Showing posts with label Trophy Hunting. Show all posts
Showing posts with label Trophy Hunting. Show all posts

Wednesday, September 16, 2015

What Trophy Hunting Is Forcing Me to Ask

A sportsman and his trophy.


In the last few weeks, we've seen global outrage at the trophy hunting dentist from Minneapolis who wounded and then, 40 hours later, finally killed Cecil the Lion. More recently, we've seen similar outrage over trophy hunting by a child in our own Canadian backyard. This past week, the Wildlife Defence League posted a graphic video on its Facebook page of some hunters playing with the horrible death of a majestic grizzly bear in British Columbia. That video went viral before Facebook pulled it, citing copyright issues. But Gary Mason, National Affairs Correspondent for The Globe and Mail, brought the video back in a piece critical of trophy hunting:

"It seems bizarre that we can be so rightly outraged by the trophy hunting we witness in Africa, but allow the same thing to happen in our own country. Grizzlies in B.C. are being killed for no other reason than for pure pleasure and enjoyment; to provide some testosterone-fuelled “sports hunter” the thrill of killing a defenceless animal that is doing nothing more than innocently ambling about in its home environment." - Mason

I think that Mason captures the reason for the widespread public disgust over trophy hunting, and it has nothing to do with whether the animal in particular is endangered, or in a research study, or a beloved part of a community. On a visceral level, seeming to care so little about the lives and suffering of obviously sentient animals with as strong a will to live as any seems psychopathic. On an intellectual level, the pleasure of the hunter is clearly an insufficient justification for taking the life of an innocent animal.

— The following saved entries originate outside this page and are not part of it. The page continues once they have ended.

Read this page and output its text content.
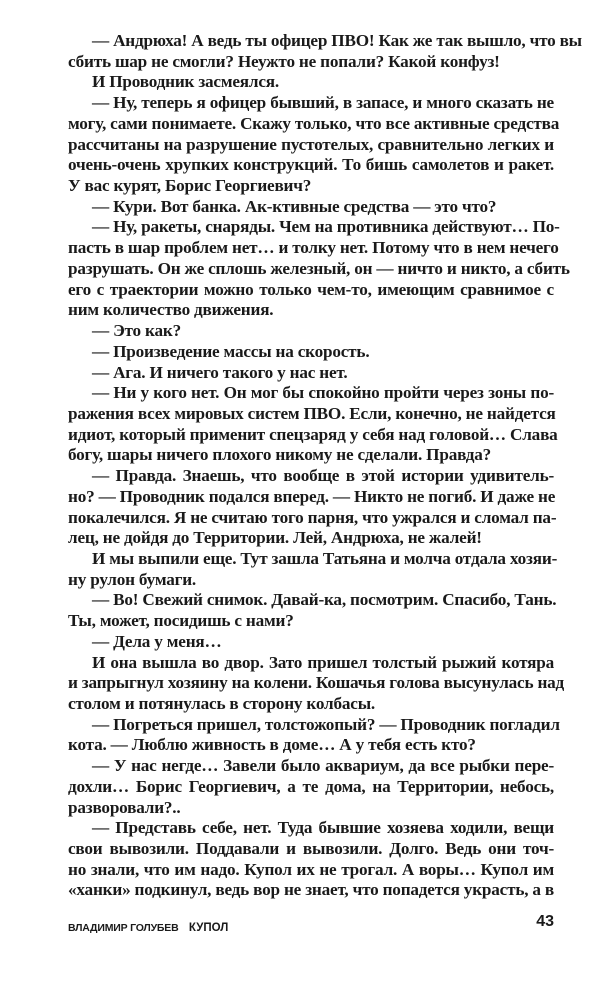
— Андрюха! А ведь ты офицер ПВО! Как же так вышло, что вы
сбить шар не смогли? Неужто не попали? Какой конфуз!
И Проводник засмеялся.
— Ну, теперь я офицер бывший, в запасе, и много сказать не
могу, сами понимаете. Скажу только, что все активные средства
рассчитаны на разрушение пустотелых, сравнительно легких и
очень-очень хрупких конструкций. То бишь самолетов и ракет.
У вас курят, Борис Георгиевич?
— Кури. Вот банка. Ак-ктивные средства — это что?
— Ну, ракеты, снаряды. Чем на противника действуют… По-
пасть в шар проблем нет… и толку нет. Потому что в нем нечего
разрушать. Он же сплошь железный, он — ничто и никто, а сбить
его с траектории можно только чем-то, имеющим сравнимое с
ним количество движения.
— Это как?
— Произведение массы на скорость.
— Ага. И ничего такого у нас нет.
— Ни у кого нет. Он мог бы спокойно пройти через зоны по-
ражения всех мировых систем ПВО. Если, конечно, не найдется
идиот, который применит спецзаряд у себя над головой… Слава
богу, шары ничего плохого никому не сделали. Правда?
— Правда. Знаешь, что вообще в этой истории удивитель-
но? — Проводник подался вперед. — Никто не погиб. И даже не
покалечился. Я не считаю того парня, что ужрался и сломал па-
лец, не дойдя до Территории. Лей, Андрюха, не жалей!
И мы выпили еще. Тут зашла Татьяна и молча отдала хозяи-
ну рулон бумаги.
— Во! Свежий снимок. Давай-ка, посмотрим. Спасибо, Тань.
Ты, может, посидишь с нами?
— Дела у меня…
И она вышла во двор. Зато пришел толстый рыжий котяра
и запрыгнул хозяину на колени. Кошачья голова высунулась над
столом и потянулась в сторону колбасы.
— Погреться пришел, толстожопый? — Проводник погладил
кота. — Люблю живность в доме… А у тебя есть кто?
— У нас негде… Завели было аквариум, да все рыбки пере-
дохли… Борис Георгиевич, а те дома, на Территории, небось,
разворовали?..
— Представь себе, нет. Туда бывшие хозяева ходили, вещи
свои вывозили. Поддавали и вывозили. Долго. Ведь они точ-
но знали, что им надо. Купол их не трогал. А воры… Купол им
«ханки» подкинул, ведь вор не знает, что попадется украсть, а в
ВЛАДИМИР ГОЛУБЕВ КУПОЛ	43
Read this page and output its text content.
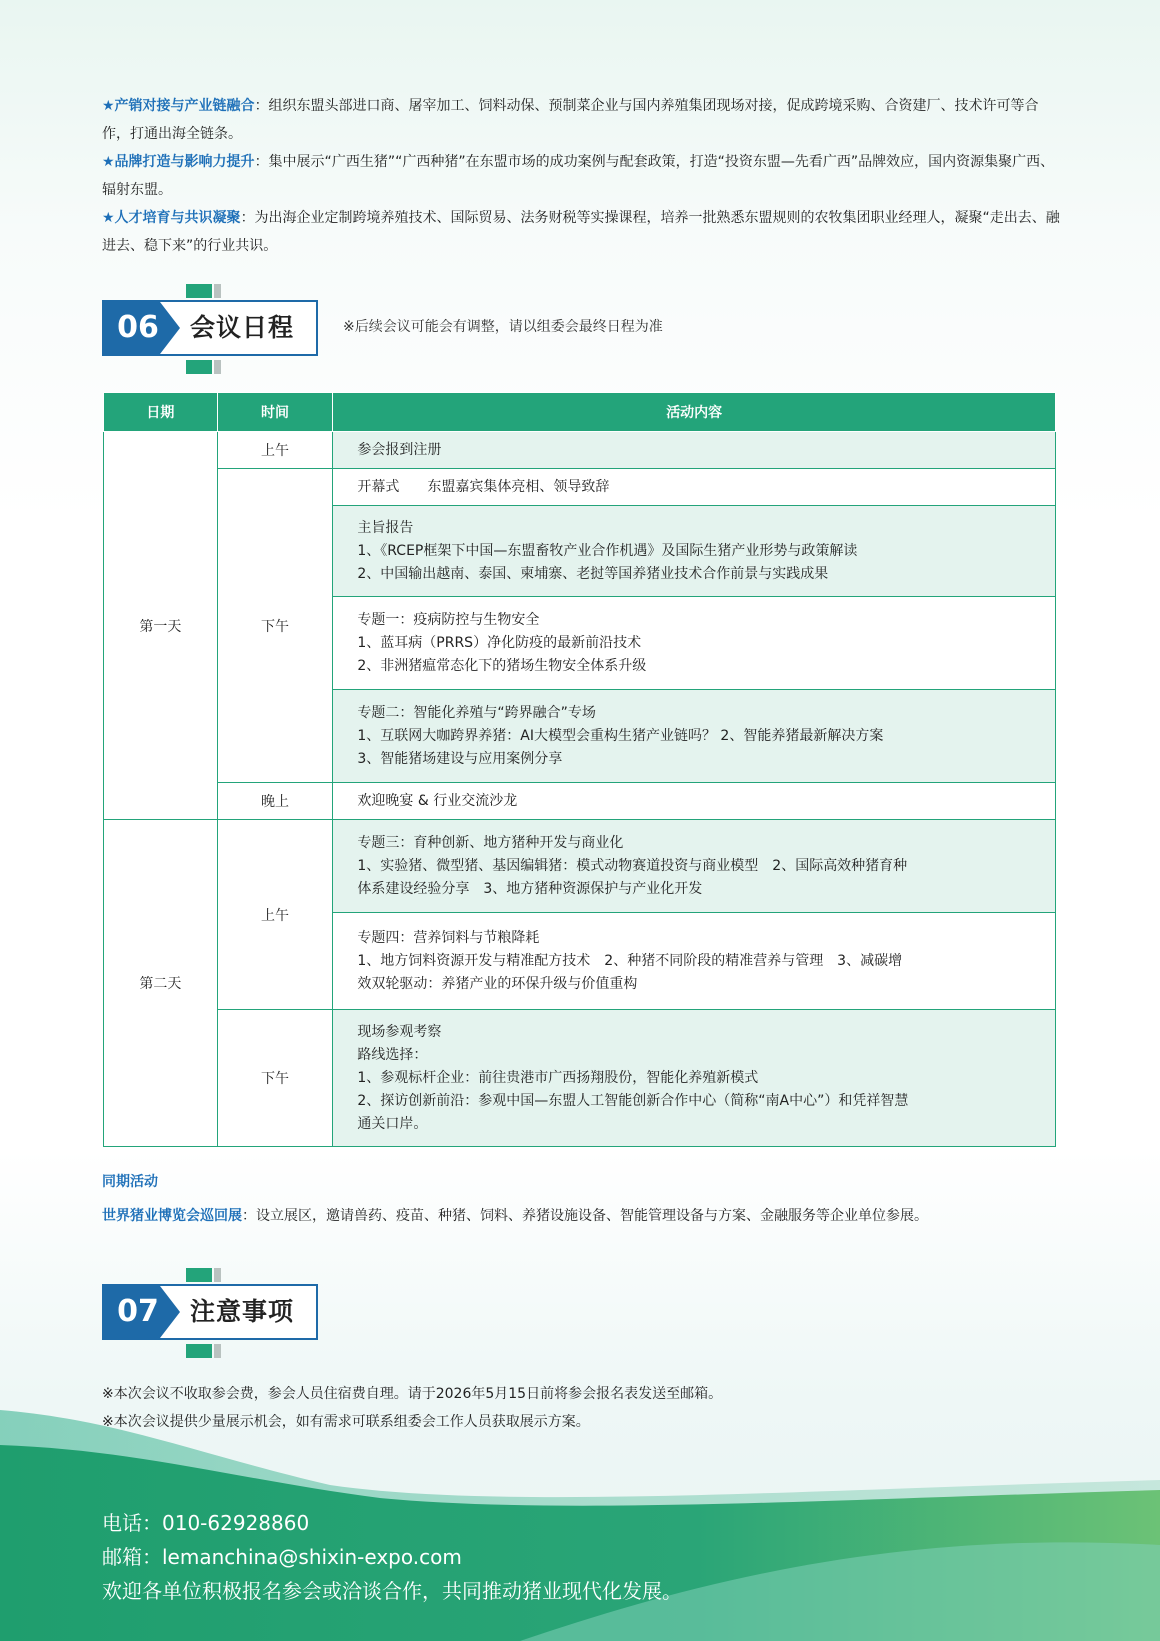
★产销对接与产业链融合：组织东盟头部进口商、屠宰加工、饲料动保、预制菜企业与国内养殖集团现场对接，促成跨境采购、合资建厂、技术许可等合作，打通出海全链条。

★品牌打造与影响力提升：集中展示“广西生猪”“广西种猪”在东盟市场的成功案例与配套政策，打造“投资东盟—先看广西”品牌效应，国内资源集聚广西、辐射东盟。

★人才培育与共识凝聚：为出海企业定制跨境养殖技术、国际贸易、法务财税等实操课程，培养一批熟悉东盟规则的农牧集团职业经理人，凝聚“走出去、融进去、稳下来”的行业共识。

06	会议日程	※后续会议可能会有调整，请以组委会最终日程为准
日期	时间	活动内容
第一天	上午	参会报到注册

	下午	开幕式　　东盟嘉宾集体亮相、领导致辞

		主旨报告
1、《RCEP框架下中国—东盟畜牧产业合作机遇》及国际生猪产业形势与政策解读
2、中国输出越南、泰国、柬埔寨、老挝等国养猪业技术合作前景与实践成果

		专题一：疫病防控与生物安全
1、蓝耳病（PRRS）净化防疫的最新前沿技术
2、非洲猪瘟常态化下的猪场生物安全体系升级

		专题二：智能化养殖与“跨界融合”专场
1、互联网大咖跨界养猪：AI大模型会重构生猪产业链吗？ 2、智能养猪最新解决方案
3、智能猪场建设与应用案例分享

	晚上	欢迎晚宴 & 行业交流沙龙

第二天	上午	专题三：育种创新、地方猪种开发与商业化
1、实验猪、微型猪、基因编辑猪：模式动物赛道投资与商业模型　2、国际高效种猪育种
体系建设经验分享　3、地方猪种资源保护与产业化开发

		专题四：营养饲料与节粮降耗
1、地方饲料资源开发与精准配方技术　2、种猪不同阶段的精准营养与管理　3、减碳增
效双轮驱动：养猪产业的环保升级与价值重构

	下午	现场参观考察
路线选择：
1、参观标杆企业：前往贵港市广西扬翔股份，智能化养殖新模式
2、探访创新前沿：参观中国—东盟人工智能创新合作中心（简称“南A中心”）和凭祥智慧
通关口岸。
同期活动
世界猪业博览会巡回展：设立展区，邀请兽药、疫苗、种猪、饲料、养猪设施设备、智能管理设备与方案、金融服务等企业单位参展。
07	注意事项
※本次会议不收取参会费，参会人员住宿费自理。请于2026年5月15日前将参会报名表发送至邮箱。
※本次会议提供少量展示机会，如有需求可联系组委会工作人员获取展示方案。
电话：010-62928860
邮箱：lemanchina@shixin-expo.com
欢迎各单位积极报名参会或洽谈合作，共同推动猪业现代化发展。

"What about conservation?" say hunters like Texas millionaire, Corey Knowlton. The problem isn't just that the available evidence supporting conservation is weak and mixed: ecotourism, where the only shots fired are camera shutters snapping away, can bring in many more dollars and place much more value on the lives of wild animals. And besides, if hunters really cared about the lives of their beloved animals, they'd just donate their money to the cause without having to kill any of them. As Ricky Gervais has pointed out, then they'd be heroes.

Non-hunters are quick to come up with a different response. While they frequently condemn trophy hunting, hunting to eat and make use of the carcass is widely considered unproblematic. Mason again:

"And most people accept that grizzlies can and will continue to be hunted by First Nations, but only as a form of sustenance. [But] The notion that some bozo can pay a guide to point him in the direction of a poor defenceless animal and be allowed to brutalize it to death is infuriating. And it has to end." -Mason

Fuelled by celebrity and even New York Times Sunday Review endorsements (albeit based upon arguments with false premises), the eat-what-you-kill movement seems to be growing in popularity. Nevertheless, I'm willing to bet the farm that most of the people who've expressed outrage over trophy hunting think that killing pigs, cows, and chickens for our consumption is just fine, even if you pick them out of a freezer at the grocery store.

But is it?

Let's face it: we don't have to eat meat to survive. We don't even have to eat meat to thriveHere's a website celebrating elite athletes who are vegans. They don't consume dairy products or eggs, let alone any meat.

Whether we kill animals because we enjoy hunting and stuffing them onto our walls or because we enjoy stuffing them into our mouths, the bottom line is that we're killing animals for our enjoyment. An expert hunter who only kills and eats mature animals with a single shot surely causes much less suffering than our food industry does, but that hunter is still killing sentient animals without adequate justification.

And so it seems to me that if we are to express outrage over trophy hunting, we must ask ourselves a question that's been bothering me lately, and that seems certain to bother future generations, too: where's the outrage over killing animals for the mere pleasure of the meal?